Patrick Doyle (Tim Realbuto) has been out of the fame game for many years due to an alleged incident of sexual misconduct which got him removed from the business and spends his days alone in his apartment, drunk, overweight and vaping, teaching aspiring young acting students who clearly need some proper training and guidance, whilst watching a specific episode of his old TV series. However, when his sister Annie (Jenna Leigh Green) invites him to see her daughter Agatha’s appearance in a Long Island High School production of ROMEO AND JULIET, the not-so-sober Patrick (born Peter) reluctantly decides to come along.

It is here in this experimental version of the Shakespeare legend that he claps eyes on 17-year old Jeremiah (Nolan Gould) in the lead male role and invites him through his drama teacher to come and learn as the most expensive private acting teacher a little more about what made Patrick Doyle the childhood sensation.

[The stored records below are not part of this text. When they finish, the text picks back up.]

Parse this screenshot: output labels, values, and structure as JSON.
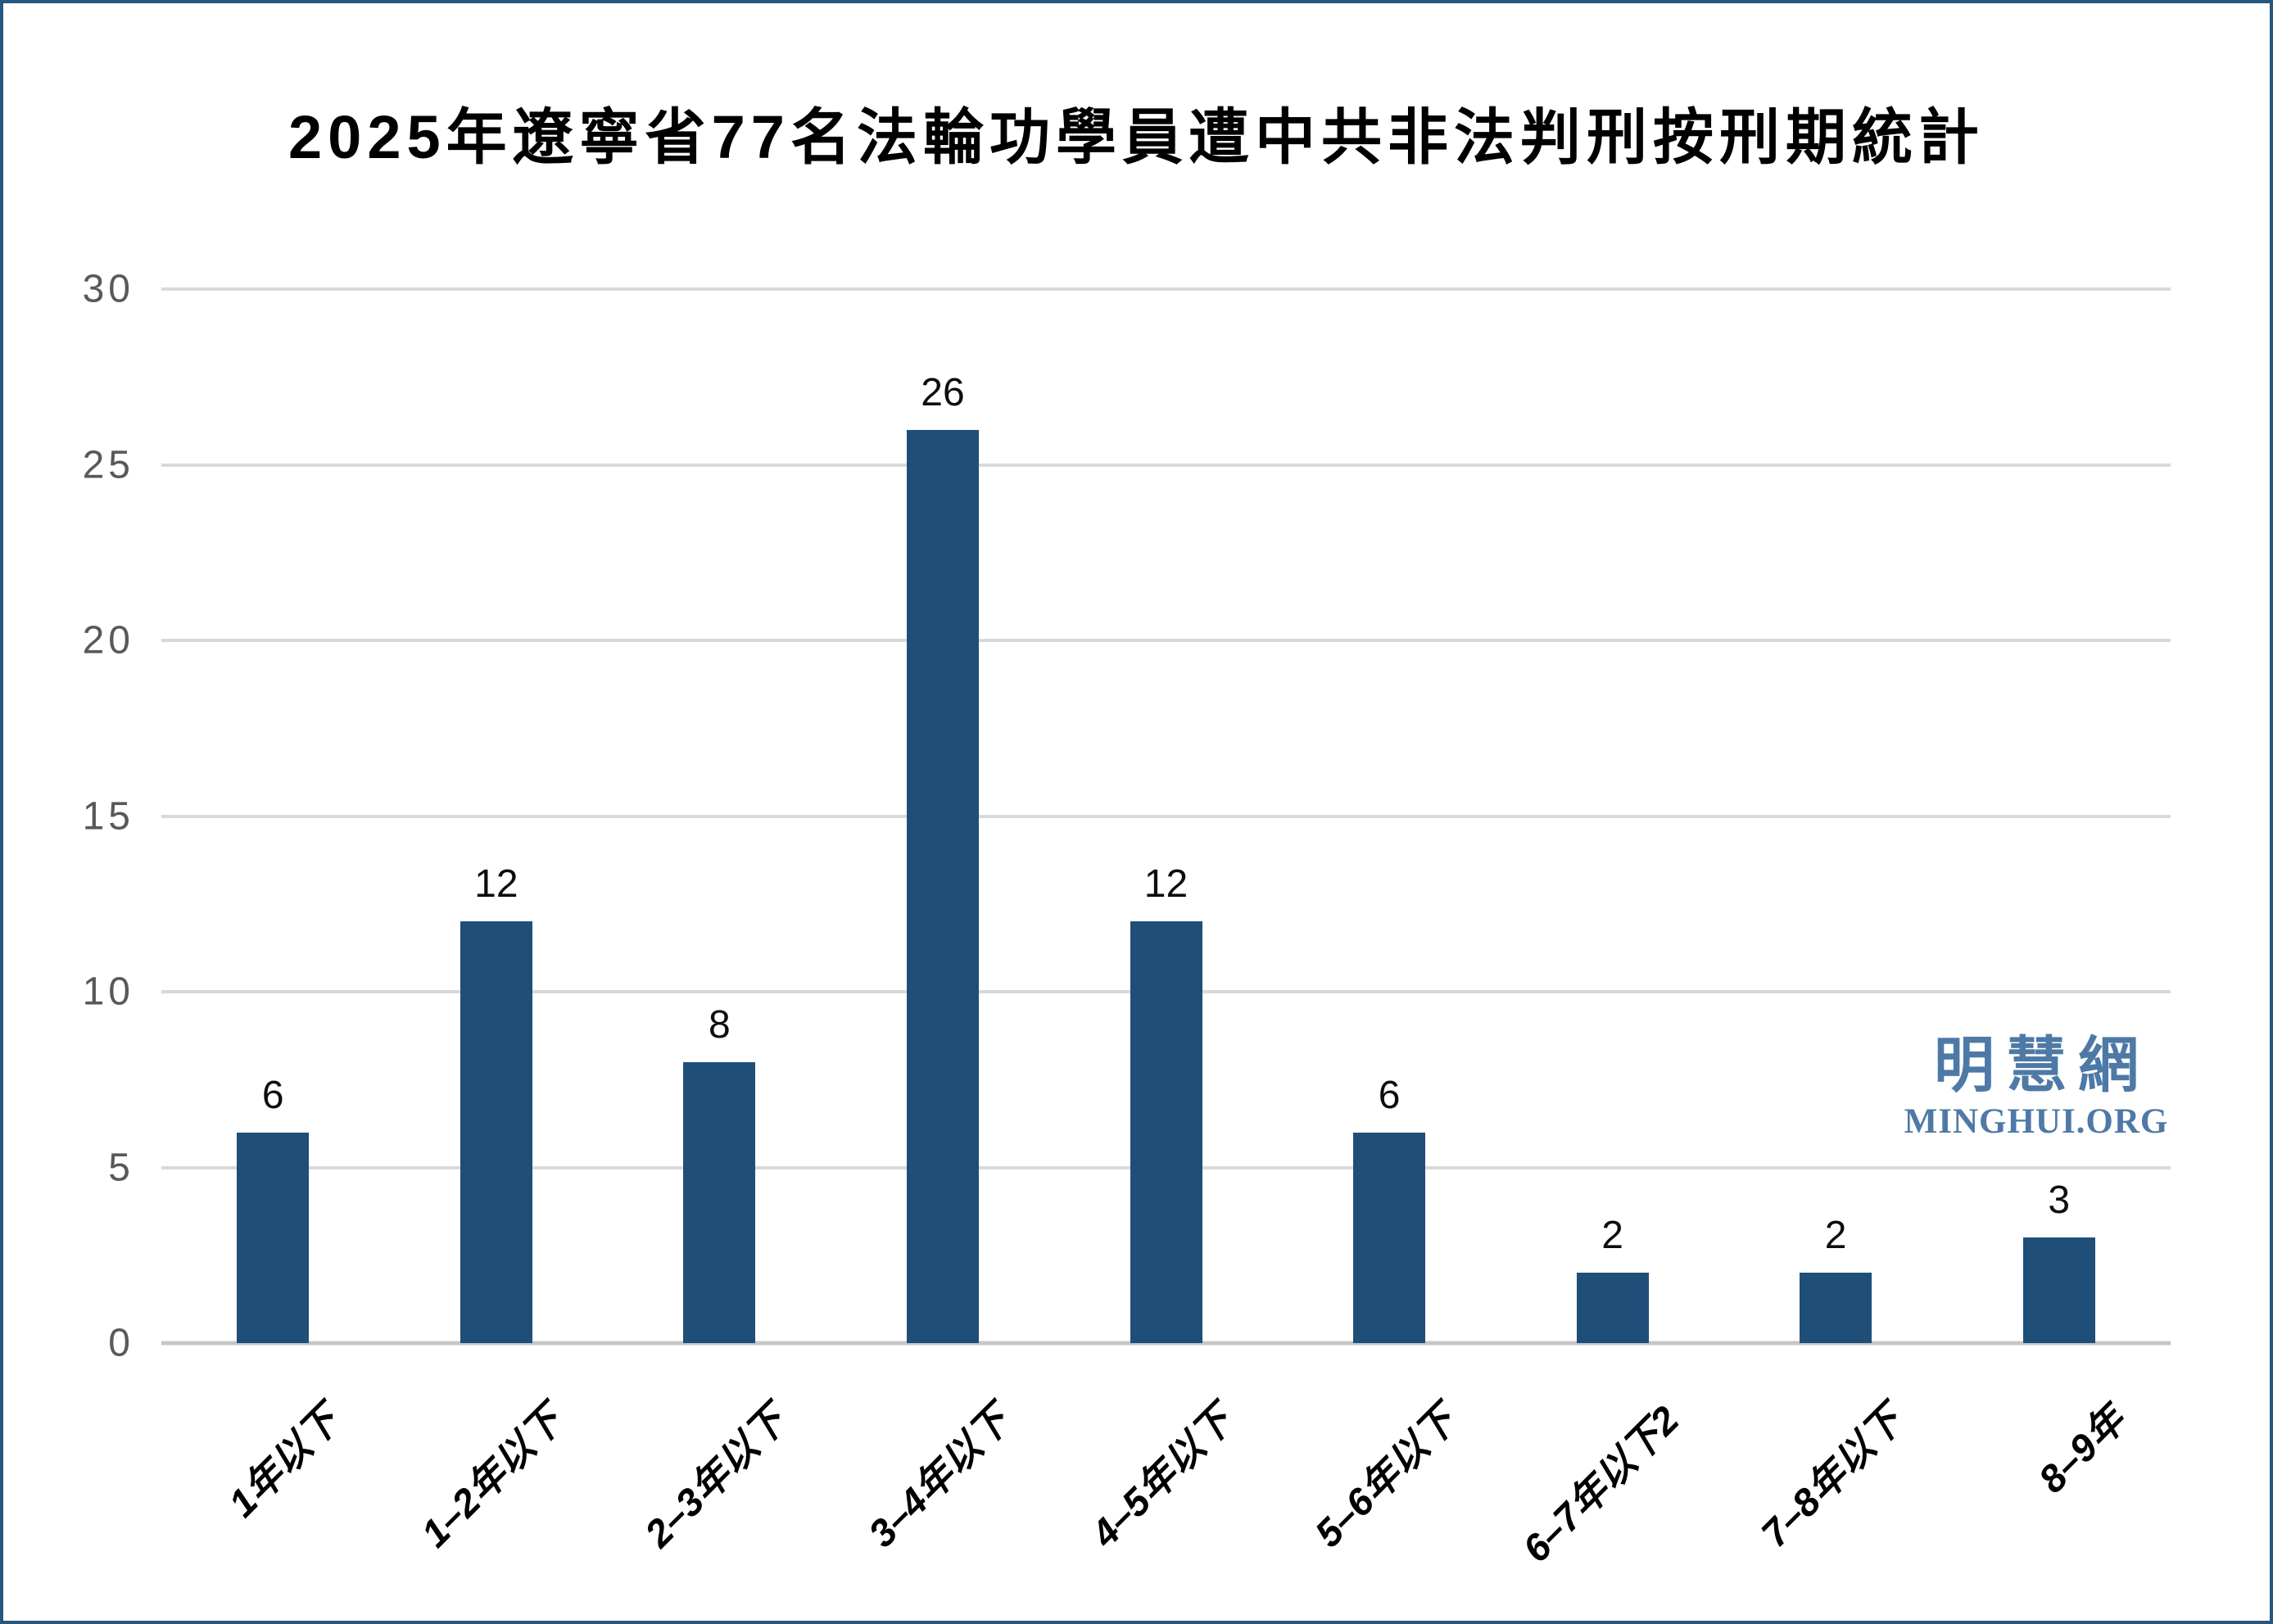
{
  "frame": {
    "border_color": "#28567F",
    "background_color": "#FFFFFF"
  },
  "chart_data": {
    "type": "bar",
    "title": "2025年遼寧省77名法輪功學員遭中共非法判刑按刑期統計",
    "categories": [
      "1年以下",
      "1–2年以下",
      "2–3年以下",
      "3–4年以下",
      "4–5年以下",
      "5–6年以下",
      "6–7年以下2",
      "7–8年以下",
      "8–9年"
    ],
    "values": [
      6,
      12,
      8,
      26,
      12,
      6,
      2,
      2,
      3
    ],
    "value_labels": [
      "6",
      "12",
      "8",
      "26",
      "12",
      "6",
      "2",
      "2",
      "3"
    ],
    "xlabel": "",
    "ylabel": "",
    "yticks": [
      0,
      5,
      10,
      15,
      20,
      25,
      30
    ],
    "ylim": [
      0,
      30
    ],
    "grid": "horizontal-only",
    "legend_position": "none",
    "bar_color": "#1F4E79",
    "gridline_color": "#D9D9D9",
    "baseline_color": "#C7C7C7",
    "ytick_color": "#595959",
    "category_label_rotation_deg": 45
  },
  "watermark": {
    "cjk_text": "明慧網",
    "latin_text": "MINGHUI.ORG",
    "color": "#4E79A7"
  }
}
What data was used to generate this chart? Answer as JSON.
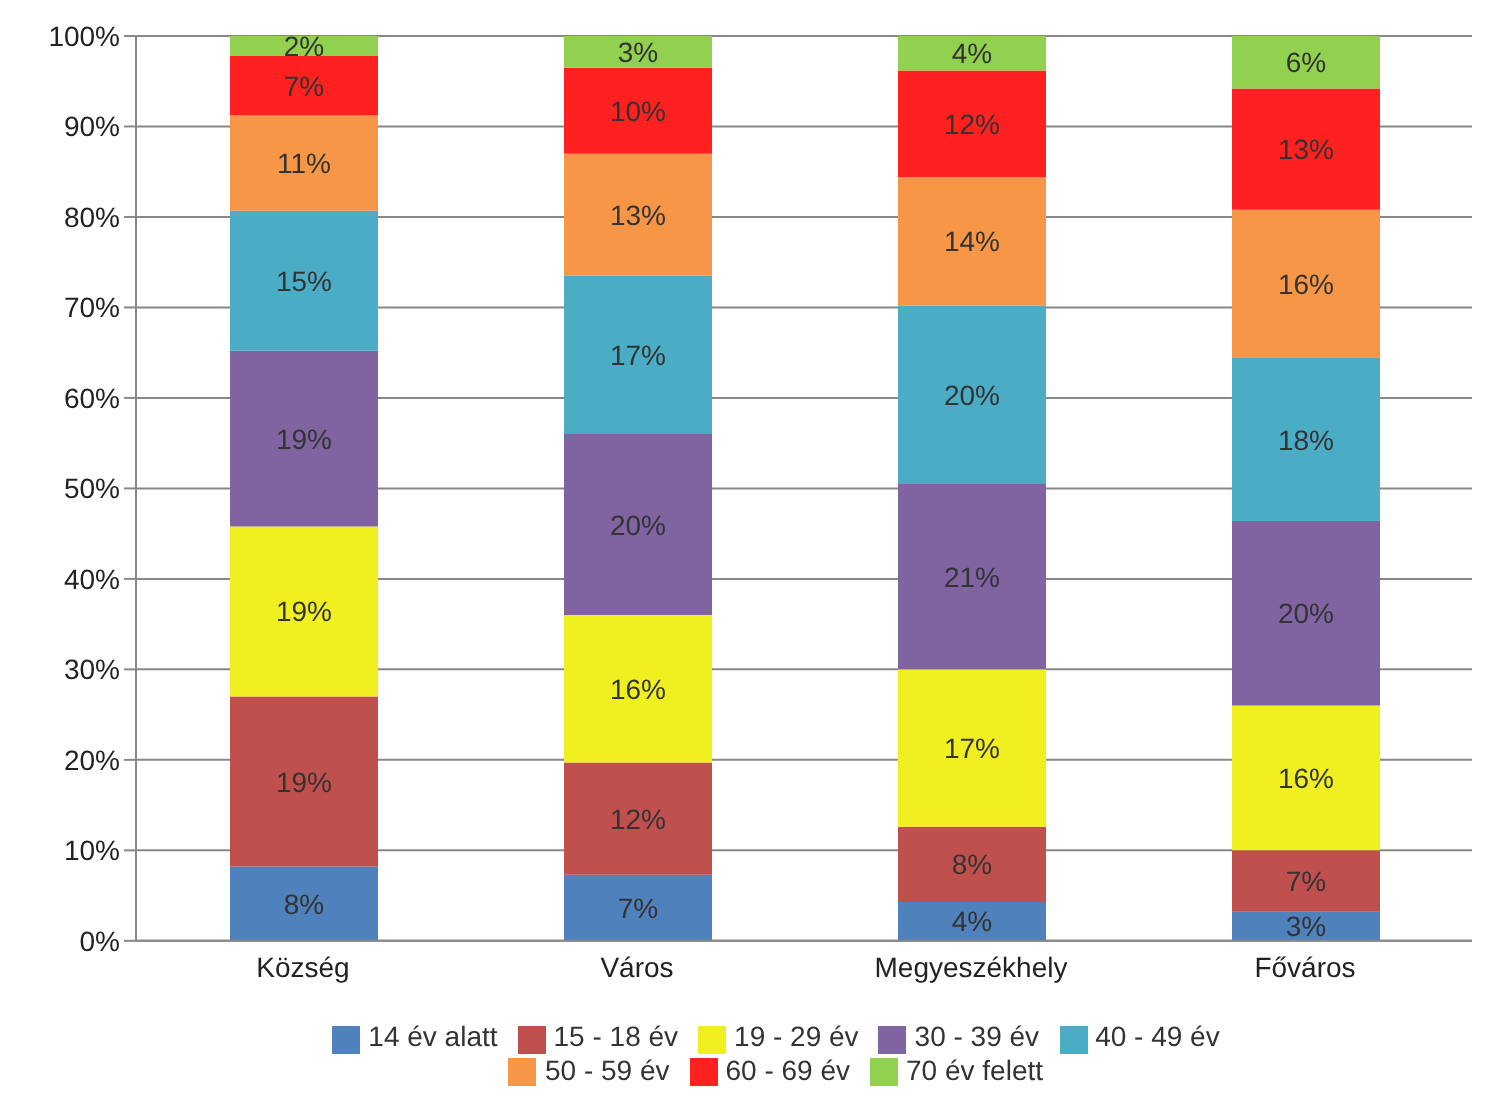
{
  "chart_data": {
    "type": "bar",
    "stacked": true,
    "categories": [
      "Község",
      "Város",
      "Megyeszékhely",
      "Főváros"
    ],
    "series": [
      {
        "name": "14 év alatt",
        "color": "#4f81bd",
        "values": [
          8.2,
          7.3,
          4.3,
          3.2
        ],
        "value_labels": [
          "8%",
          "7%",
          "4%",
          "3%"
        ]
      },
      {
        "name": "15 - 18 év",
        "color": "#c0504d",
        "values": [
          18.8,
          12.4,
          8.3,
          6.8
        ],
        "value_labels": [
          "19%",
          "12%",
          "8%",
          "7%"
        ]
      },
      {
        "name": "19 - 29 év",
        "color": "#f0f020",
        "values": [
          18.8,
          16.3,
          17.4,
          16
        ],
        "value_labels": [
          "19%",
          "16%",
          "17%",
          "16%"
        ]
      },
      {
        "name": "30 - 39 év",
        "color": "#8064a2",
        "values": [
          19.4,
          20,
          20.5,
          20.4
        ],
        "value_labels": [
          "19%",
          "20%",
          "21%",
          "20%"
        ]
      },
      {
        "name": "40 - 49 év",
        "color": "#4bacc6",
        "values": [
          15.5,
          17.5,
          19.7,
          18
        ],
        "value_labels": [
          "15%",
          "17%",
          "20%",
          "18%"
        ]
      },
      {
        "name": "50 - 59 év",
        "color": "#f79646",
        "values": [
          10.5,
          13.5,
          14.2,
          16.4
        ],
        "value_labels": [
          "11%",
          "13%",
          "14%",
          "16%"
        ]
      },
      {
        "name": "60 - 69 év",
        "color": "#ff2020",
        "values": [
          6.6,
          9.5,
          11.8,
          13.4
        ],
        "value_labels": [
          "7%",
          "10%",
          "12%",
          "13%"
        ]
      },
      {
        "name": "70 év felett",
        "color": "#92d050",
        "values": [
          2.2,
          3.5,
          3.8,
          5.8
        ],
        "value_labels": [
          "2%",
          "3%",
          "4%",
          "6%"
        ]
      }
    ],
    "ylim": [
      0,
      100
    ],
    "yticks": [
      {
        "value": 0,
        "label": "0%"
      },
      {
        "value": 10,
        "label": "10%"
      },
      {
        "value": 20,
        "label": "20%"
      },
      {
        "value": 30,
        "label": "30%"
      },
      {
        "value": 40,
        "label": "40%"
      },
      {
        "value": 50,
        "label": "50%"
      },
      {
        "value": 60,
        "label": "60%"
      },
      {
        "value": 70,
        "label": "70%"
      },
      {
        "value": 80,
        "label": "80%"
      },
      {
        "value": 90,
        "label": "90%"
      },
      {
        "value": 100,
        "label": "100%"
      }
    ],
    "grid": "y",
    "legend": "bottom"
  }
}
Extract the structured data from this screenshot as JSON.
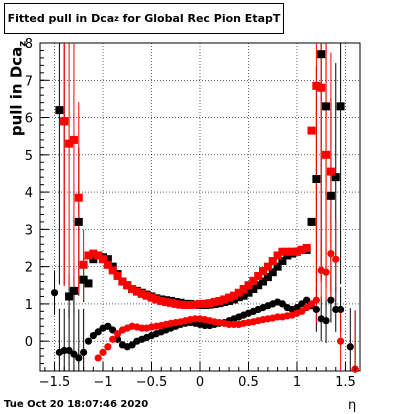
{
  "title": "Fitted pull in Dca",
  "title_sub": "z",
  "title_suffix": " for Global Rec Pion EtapT",
  "footer": "Tue Oct 20 18:07:46 2020",
  "chart_data": {
    "type": "scatter",
    "xlabel": "η",
    "ylabel": "pull in Dca",
    "ylabel_sub": "z",
    "xlim": [
      -1.65,
      1.65
    ],
    "ylim": [
      -0.8,
      8
    ],
    "grid": true,
    "x_ticks": [
      -1.5,
      -1,
      -0.5,
      0,
      0.5,
      1,
      1.5
    ],
    "x_tick_labels": [
      "−1.5",
      "−1",
      "−0.5",
      "0",
      "0.5",
      "1",
      "1.5"
    ],
    "y_ticks": [
      0,
      1,
      2,
      3,
      4,
      5,
      6,
      7,
      8
    ],
    "y_tick_labels": [
      "0",
      "1",
      "2",
      "3",
      "4",
      "5",
      "6",
      "7",
      "8"
    ],
    "series": [
      {
        "marker": "filled-square",
        "color": "#000000",
        "x": [
          -1.45,
          -1.4,
          -1.35,
          -1.3,
          -1.25,
          -1.2,
          -1.15,
          -1.1,
          -1.05,
          -1.0,
          -0.95,
          -0.9,
          -0.85,
          -0.8,
          -0.75,
          -0.7,
          -0.65,
          -0.6,
          -0.55,
          -0.5,
          -0.45,
          -0.4,
          -0.35,
          -0.3,
          -0.25,
          -0.2,
          -0.15,
          -0.1,
          -0.05,
          0.0,
          0.05,
          0.1,
          0.15,
          0.2,
          0.25,
          0.3,
          0.35,
          0.4,
          0.45,
          0.5,
          0.55,
          0.6,
          0.65,
          0.7,
          0.75,
          0.8,
          0.85,
          0.9,
          0.95,
          1.0,
          1.05,
          1.1,
          1.15,
          1.2,
          1.25,
          1.3,
          1.35,
          1.4,
          1.45
        ],
        "y": [
          6.2,
          5.9,
          1.2,
          1.35,
          3.2,
          1.65,
          1.55,
          2.2,
          2.3,
          2.25,
          2.2,
          2.0,
          1.8,
          1.6,
          1.5,
          1.4,
          1.35,
          1.3,
          1.25,
          1.2,
          1.15,
          1.12,
          1.1,
          1.08,
          1.05,
          1.03,
          1.0,
          1.0,
          0.98,
          0.97,
          0.97,
          0.98,
          1.0,
          1.02,
          1.05,
          1.08,
          1.12,
          1.18,
          1.22,
          1.3,
          1.4,
          1.5,
          1.6,
          1.72,
          1.85,
          2.0,
          2.15,
          2.3,
          2.35,
          2.4,
          2.45,
          2.45,
          3.2,
          4.35,
          7.7,
          6.3,
          3.9,
          4.4,
          6.3
        ]
      },
      {
        "marker": "filled-square",
        "color": "#ff0000",
        "x": [
          -1.4,
          -1.35,
          -1.3,
          -1.25,
          -1.2,
          -1.15,
          -1.1,
          -1.05,
          -1.0,
          -0.95,
          -0.9,
          -0.85,
          -0.8,
          -0.75,
          -0.7,
          -0.65,
          -0.6,
          -0.55,
          -0.5,
          -0.45,
          -0.4,
          -0.35,
          -0.3,
          -0.25,
          -0.2,
          -0.15,
          -0.1,
          -0.05,
          0.0,
          0.05,
          0.1,
          0.15,
          0.2,
          0.25,
          0.3,
          0.35,
          0.4,
          0.45,
          0.5,
          0.55,
          0.6,
          0.65,
          0.7,
          0.75,
          0.8,
          0.85,
          0.9,
          0.95,
          1.0,
          1.05,
          1.1,
          1.15,
          1.2,
          1.25,
          1.3,
          1.35
        ],
        "y": [
          5.9,
          5.3,
          5.4,
          3.85,
          2.05,
          2.3,
          2.35,
          2.3,
          2.2,
          2.05,
          1.9,
          1.75,
          1.6,
          1.5,
          1.4,
          1.33,
          1.27,
          1.22,
          1.17,
          1.12,
          1.08,
          1.05,
          1.03,
          1.0,
          0.98,
          0.97,
          0.97,
          0.98,
          1.0,
          1.0,
          1.02,
          1.05,
          1.08,
          1.12,
          1.17,
          1.22,
          1.3,
          1.4,
          1.5,
          1.62,
          1.75,
          1.88,
          2.0,
          2.15,
          2.3,
          2.4,
          2.4,
          2.4,
          2.4,
          2.45,
          2.5,
          5.65,
          6.85,
          6.8,
          5.0,
          4.55
        ]
      },
      {
        "marker": "filled-circle",
        "color": "#000000",
        "x": [
          -1.5,
          -1.45,
          -1.4,
          -1.35,
          -1.3,
          -1.25,
          -1.2,
          -1.15,
          -1.1,
          -1.05,
          -1.0,
          -0.95,
          -0.9,
          -0.85,
          -0.8,
          -0.75,
          -0.7,
          -0.65,
          -0.6,
          -0.55,
          -0.5,
          -0.45,
          -0.4,
          -0.35,
          -0.3,
          -0.25,
          -0.2,
          -0.15,
          -0.1,
          -0.05,
          0.0,
          0.05,
          0.1,
          0.15,
          0.2,
          0.25,
          0.3,
          0.35,
          0.4,
          0.45,
          0.5,
          0.55,
          0.6,
          0.65,
          0.7,
          0.75,
          0.8,
          0.85,
          0.9,
          0.95,
          1.0,
          1.05,
          1.1,
          1.15,
          1.2,
          1.25,
          1.3,
          1.35,
          1.4,
          1.45,
          1.55,
          1.6
        ],
        "y": [
          1.3,
          -0.3,
          -0.25,
          -0.25,
          -0.35,
          -0.45,
          -0.3,
          0.0,
          0.15,
          0.25,
          0.35,
          0.4,
          0.3,
          0.05,
          -0.1,
          -0.15,
          -0.1,
          0.0,
          0.05,
          0.1,
          0.15,
          0.2,
          0.25,
          0.3,
          0.35,
          0.4,
          0.45,
          0.48,
          0.5,
          0.48,
          0.45,
          0.42,
          0.42,
          0.45,
          0.48,
          0.5,
          0.55,
          0.6,
          0.65,
          0.7,
          0.75,
          0.8,
          0.85,
          0.9,
          0.95,
          1.0,
          1.05,
          1.0,
          0.9,
          0.85,
          0.9,
          1.0,
          1.1,
          0.95,
          0.85,
          0.6,
          0.55,
          1.1,
          0.85,
          0.85,
          -0.15,
          -0.75
        ]
      },
      {
        "marker": "filled-circle",
        "color": "#ff0000",
        "x": [
          -1.05,
          -1.0,
          -0.95,
          -0.9,
          -0.85,
          -0.8,
          -0.75,
          -0.7,
          -0.65,
          -0.6,
          -0.55,
          -0.5,
          -0.45,
          -0.4,
          -0.35,
          -0.3,
          -0.25,
          -0.2,
          -0.15,
          -0.1,
          -0.05,
          0.0,
          0.05,
          0.1,
          0.15,
          0.2,
          0.25,
          0.3,
          0.35,
          0.4,
          0.45,
          0.5,
          0.55,
          0.6,
          0.65,
          0.7,
          0.75,
          0.8,
          0.85,
          0.9,
          0.95,
          1.0,
          1.05,
          1.1,
          1.15,
          1.2,
          1.25,
          1.3,
          1.35,
          1.4,
          1.45,
          1.6
        ],
        "y": [
          -0.45,
          -0.3,
          -0.15,
          0.05,
          0.2,
          0.3,
          0.35,
          0.4,
          0.38,
          0.35,
          0.35,
          0.38,
          0.4,
          0.42,
          0.45,
          0.48,
          0.5,
          0.52,
          0.55,
          0.58,
          0.6,
          0.6,
          0.58,
          0.55,
          0.52,
          0.5,
          0.48,
          0.45,
          0.45,
          0.45,
          0.48,
          0.5,
          0.52,
          0.55,
          0.58,
          0.6,
          0.62,
          0.65,
          0.65,
          0.68,
          0.7,
          0.75,
          0.8,
          0.9,
          1.0,
          1.1,
          1.9,
          1.85,
          2.35,
          2.2,
          0.0,
          -0.75
        ]
      }
    ]
  }
}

It is here that both Patrick and Jeremiah will learn a bit more about their own home truths – and about whether the acting, or even fame, game, will be the right future for them both.

Directed by Rob Margolies and adapted from his own stage play by Realbuto himself, YES is a classic  mentor-student tale we’ve seen in films like GOOD WILL HUNTING and WHIPLASH, where the father figure pushes the young apprentice to even more extreme and vivid heights. It is also a movie that tells the acting training game like it is – and anyone who has ever had a private session with a teacher before that all-important audition or casting will know exactly what the dynamic is and how vulnerable acting students can feel when they step into a challenging and intimate space to make their lives extraordinary.

We saw the Technicolor version of some of this in Damien Chazelle’s award-winning blockbuster LA LA LAND and there is some of that side here in terms of the process of auditions. However, this is a more intense reflection of the other realities of the acting trade – and the effect that pursuing this dream in the name of art can be for some individuals.

YES is a model film for acting students to view, as a few home truths will definitely hit a few home runs here. The film has deservedly and understandably won awards already – and it is a movie that will continue to generate appeal and interest as it enters the indie film marketplace.